So you’ve heard back from some colleges…Now what?
This morning, upon the discovery of the Clark University Class of 2018 Facebook group, it occurred to me that this years’ high school seniors have either received notifications from the universities they applied to, or will be hearing back from them in the next few months. You filled out your applications, you waited for what, to me, felt like years, and finally received some answers. Now what?
Situation 1: You sit at your computer to quickly check your email before dinner, and you find that X University has sent you a notification that something has changed with your application. You click on the link, log in, follow the instructions, and wait for the page to load. You’ve been accepted!
Whether you race around the house yelling out your news for your parents to hear, jump up and down in your room before calling your best friend, or post a status on Facebook declaring your success, sharing your college acceptance is part of the process of figuring out where you will end up going. However, if announcing your ‘college status’ to the world sounds like a terrible idea, don’t feel pressured to tell everybody—I kept several acceptances between myself, my immediate family, and a few teachers.
Once the initial high of an acceptance passed, you should spend some time thinking about the college, imagining whether you can see yourself walking on its campus in a year’s time.
Situation 2: You open your laptop to sneakily check your email in the middle of your physics class, and you find that Y University has sent you a notification that something has changed with your application. You click on the link, log in, follow the instructions, and wait for the page to load. You’ve been waitlisted.
This can be positive or negative depending on how you choose to see it. I saw it negatively, yet if I had to do it again, I would try harder to see my place on a university’s waitlist as something positive.
A place on the waitlist comes with the option to accept or give up your place. Should you accept, you have to wait and wait in a strange place of college limbo. I gave up both my spots because my thought was if that I set my heart on going to whichever school I was waitlisted at, and was eventually rejected, I’d have to go through that process a second time, and would enroll at a university I did not want to go to. Starting with the mindset of ‘I want to be here’ makes college more pleasurable.

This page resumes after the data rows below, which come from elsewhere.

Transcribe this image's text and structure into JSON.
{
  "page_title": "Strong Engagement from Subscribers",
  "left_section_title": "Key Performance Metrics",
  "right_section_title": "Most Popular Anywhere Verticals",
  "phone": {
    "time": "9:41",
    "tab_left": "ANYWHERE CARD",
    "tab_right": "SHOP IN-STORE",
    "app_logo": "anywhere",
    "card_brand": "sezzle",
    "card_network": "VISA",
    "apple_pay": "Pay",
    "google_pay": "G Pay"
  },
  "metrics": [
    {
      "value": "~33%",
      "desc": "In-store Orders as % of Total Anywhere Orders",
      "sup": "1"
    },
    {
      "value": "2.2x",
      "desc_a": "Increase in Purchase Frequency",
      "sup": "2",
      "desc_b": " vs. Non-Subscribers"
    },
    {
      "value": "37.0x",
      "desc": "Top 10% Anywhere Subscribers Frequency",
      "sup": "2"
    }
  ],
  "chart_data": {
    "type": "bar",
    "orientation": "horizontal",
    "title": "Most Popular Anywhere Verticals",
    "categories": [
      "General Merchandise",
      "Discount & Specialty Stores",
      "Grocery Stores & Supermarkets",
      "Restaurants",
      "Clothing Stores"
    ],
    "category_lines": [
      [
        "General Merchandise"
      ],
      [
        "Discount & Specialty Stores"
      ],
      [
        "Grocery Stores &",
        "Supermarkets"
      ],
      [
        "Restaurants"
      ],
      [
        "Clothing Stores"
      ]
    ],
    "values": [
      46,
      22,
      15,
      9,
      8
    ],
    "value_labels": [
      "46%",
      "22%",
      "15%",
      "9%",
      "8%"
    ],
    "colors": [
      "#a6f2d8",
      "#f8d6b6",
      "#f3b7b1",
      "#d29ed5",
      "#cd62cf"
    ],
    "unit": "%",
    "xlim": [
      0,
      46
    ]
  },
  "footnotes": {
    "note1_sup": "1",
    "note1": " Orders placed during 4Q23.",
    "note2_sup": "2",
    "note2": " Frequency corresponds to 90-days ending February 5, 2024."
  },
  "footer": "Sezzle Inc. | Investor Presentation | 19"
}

However, accepting a place on the waitlist might be best for you—it gives you another chance to get into a potential dream school.
Situation 3: You sit at your computer to check your email for the hundredth time, and you find that Z University has finally sent you a notification that something has changed with your application. You click on the link, log in, follow the instructions, and wait for the page to load. You’ve been rejected.
Dealing with rejection is tough, and being rejected from a university can seem like a slap in the face. Do not lose confidence in yourself because some school decided that they didn’t want you. Let yourself feel sad for a bit, but make sure to get up and move on. A rejection presents an opportunity for thought—you might decide you wouldn’t have been happy at Z University anyway.
After a rejection, pat yourself on the back for trying, get some ice cream, and carry on. Hopefully, everything will work out, and you will be happy. Remember, if you do end up at a school that leaves you feeling miserable, the option to transfer is available.
Deciding which college to go to is a tough decision based on money, majors, location, the student body, and all sorts of extenuating circumstances that will influence your final choice. What you get out of college correlates with what you put in, do not lose hope if you end up at a second or third choice school, do not feel like less of a person because you were waitlisted or rejected.
Be excited! Your final year of high school is almost over, and college is just around the corner.